Named ‘Daniela’ in court, her family had moved from Mexico when she was 16 after learning about NXIVM. Raniere groomed her for weeks, telling her he would take her virginity when she turned 18. But not before she got down to the correct weight. She was later forced to participate in regular group sex with Raniere and one of her sisters and when she and both of her sisters became pregnant, they were all made to have abortions. When she gained weight and asked to see another man, she was held hostage in solitary confinement, unable to see her family, even though they were in the same house.
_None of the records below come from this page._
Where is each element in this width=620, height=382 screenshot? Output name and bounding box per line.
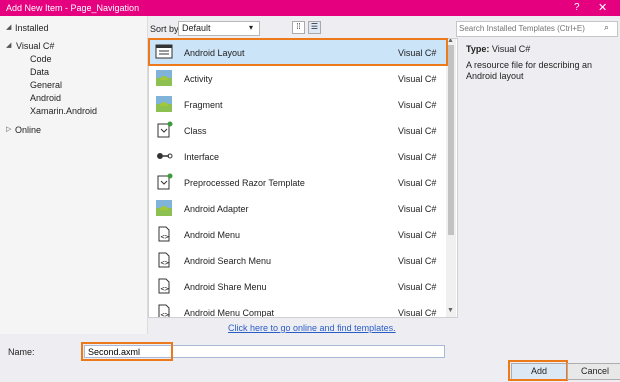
class-icon bbox=[155, 121, 173, 139]
tree-label: Online bbox=[15, 125, 42, 135]
sort-value: Default bbox=[182, 23, 211, 33]
expand-arrow-icon[interactable]: ▷ bbox=[6, 124, 11, 136]
menu-icon: <> bbox=[155, 251, 173, 269]
sort-toolbar: Sort by: Default ▾ ⁞⁞ ☰ bbox=[148, 18, 448, 38]
chevron-down-icon: ▾ bbox=[249, 23, 254, 32]
svg-text:<>: <> bbox=[161, 233, 169, 241]
template-name: Android Search Menu bbox=[184, 256, 272, 266]
template-name: Fragment bbox=[184, 100, 223, 110]
android-icon bbox=[155, 95, 173, 113]
close-button[interactable]: ✕ bbox=[598, 1, 607, 14]
tree-item-visual-csharp[interactable]: ◢ Visual C# bbox=[4, 40, 144, 52]
details-view-icon[interactable]: ☰ bbox=[308, 21, 321, 34]
tree-label: General bbox=[30, 80, 63, 90]
name-field-highlight bbox=[81, 342, 173, 361]
template-language: Visual C# bbox=[398, 230, 437, 240]
template-item[interactable]: <> Android Share Menu Visual C# bbox=[149, 274, 447, 299]
template-item[interactable]: Activity Visual C# bbox=[149, 66, 447, 91]
android-icon bbox=[155, 199, 173, 217]
template-language: Visual C# bbox=[398, 178, 437, 188]
interface-icon bbox=[155, 147, 173, 165]
template-language: Visual C# bbox=[398, 152, 437, 162]
tree-label: Code bbox=[30, 54, 52, 64]
template-name: Android Share Menu bbox=[184, 282, 267, 292]
selected-item-highlight bbox=[148, 38, 448, 66]
sort-label: Sort by: bbox=[150, 24, 182, 34]
search-input[interactable] bbox=[459, 22, 599, 34]
menu-icon: <> bbox=[155, 303, 173, 318]
collapse-arrow-icon[interactable]: ◢ bbox=[6, 40, 11, 52]
template-name: Preprocessed Razor Template bbox=[184, 178, 305, 188]
menu-icon: <> bbox=[155, 225, 173, 243]
template-item[interactable]: Android Adapter Visual C# bbox=[149, 196, 447, 221]
title-bar: Add New Item - Page_Navigation ? ✕ bbox=[0, 0, 620, 16]
window-title: Add New Item - Page_Navigation bbox=[6, 3, 140, 13]
sort-dropdown[interactable]: Default ▾ bbox=[178, 21, 260, 36]
template-language: Visual C# bbox=[398, 126, 437, 136]
collapse-arrow-icon[interactable]: ◢ bbox=[6, 22, 11, 34]
template-item[interactable]: Interface Visual C# bbox=[149, 144, 447, 169]
search-box[interactable]: ⌕ bbox=[456, 21, 618, 37]
svg-text:<>: <> bbox=[161, 259, 169, 267]
search-icon[interactable]: ⌕ bbox=[604, 22, 609, 33]
online-templates-link[interactable]: Click here to go online and find templat… bbox=[228, 323, 396, 333]
category-tree: ◢ Installed ◢ Visual C# Code Data Genera… bbox=[0, 16, 148, 334]
type-value: Visual C# bbox=[491, 44, 531, 54]
svg-text:<>: <> bbox=[161, 285, 169, 293]
scroll-up-icon[interactable]: ▲ bbox=[447, 39, 454, 44]
template-name: Android Menu bbox=[184, 230, 241, 240]
medium-icons-view-icon[interactable]: ⁞⁞ bbox=[292, 21, 305, 34]
template-name: Class bbox=[184, 126, 207, 136]
menu-icon: <> bbox=[155, 277, 173, 295]
scroll-down-icon[interactable]: ▼ bbox=[447, 307, 454, 314]
template-language: Visual C# bbox=[398, 308, 437, 318]
help-button[interactable]: ? bbox=[574, 2, 580, 13]
cancel-button[interactable]: Cancel bbox=[567, 363, 620, 380]
scrollbar-thumb[interactable] bbox=[448, 45, 454, 235]
android-icon bbox=[155, 69, 173, 87]
tree-label: Android bbox=[30, 93, 62, 103]
tree-label: Visual C# bbox=[16, 41, 55, 51]
template-item[interactable]: <> Android Search Menu Visual C# bbox=[149, 248, 447, 273]
template-item[interactable]: Class Visual C# bbox=[149, 118, 447, 143]
template-language: Visual C# bbox=[398, 256, 437, 266]
template-name: Activity bbox=[184, 74, 213, 84]
template-name: Interface bbox=[184, 152, 220, 162]
tree-label: Xamarin.Android bbox=[30, 106, 98, 116]
template-name: Android Menu Compat bbox=[184, 308, 275, 318]
template-language: Visual C# bbox=[398, 74, 437, 84]
type-line: Type: Visual C# bbox=[466, 44, 530, 54]
tree-label: Data bbox=[30, 67, 50, 77]
list-scrollbar[interactable]: ▲ ▼ bbox=[446, 39, 456, 317]
template-language: Visual C# bbox=[398, 204, 437, 214]
template-name: Android Adapter bbox=[184, 204, 249, 214]
template-item[interactable]: <> Android Menu Visual C# bbox=[149, 222, 447, 247]
type-label: Type: bbox=[466, 44, 490, 54]
name-label: Name: bbox=[8, 347, 35, 357]
template-item[interactable]: Fragment Visual C# bbox=[149, 92, 447, 117]
template-item[interactable]: Preprocessed Razor Template Visual C# bbox=[149, 170, 447, 195]
tree-label: Installed bbox=[15, 23, 49, 33]
template-description: A resource file for describing an Androi… bbox=[466, 60, 593, 81]
template-list[interactable]: Android Layout Visual C# Activity Visual C#… bbox=[148, 38, 458, 318]
template-language: Visual C# bbox=[398, 100, 437, 110]
razor-icon bbox=[155, 173, 173, 191]
template-language: Visual C# bbox=[398, 282, 437, 292]
template-item[interactable]: <> Android Menu Compat Visual C# bbox=[149, 300, 447, 318]
svg-text:<>: <> bbox=[161, 311, 169, 318]
add-button-highlight bbox=[508, 360, 568, 381]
She eventually fled back to Mexico without her family.

The women were brainwashed by Rainiere, or to use his self-bestowed title, ‘Vanguard’. He said he had one of the highest IQs in the world, that he had several degrees. Lauren Salzman said they believed he could control the weather, that technology didn’t work around him. Other women were told sex with him would be akin to a ‘spiritual experience’. That it could cure the damage caused by childhood molestation. He also raped and abused underage girls (aged only 15 or 16). One girl was only 12 when Raniere started abusing her. He was 30. He claimed they had old souls.

For years, NXIVM’s practises operated effectively in secret. Even for those willing to leave and brave the damaging collateral being sent to their friends and family, there was Bronfman’s money to quash lawsuits and intimidate would-be whistle blowers.

But Raniere’s arrest and trial has finally brought an end to the abuse. He will be sentenced in September and is facing life.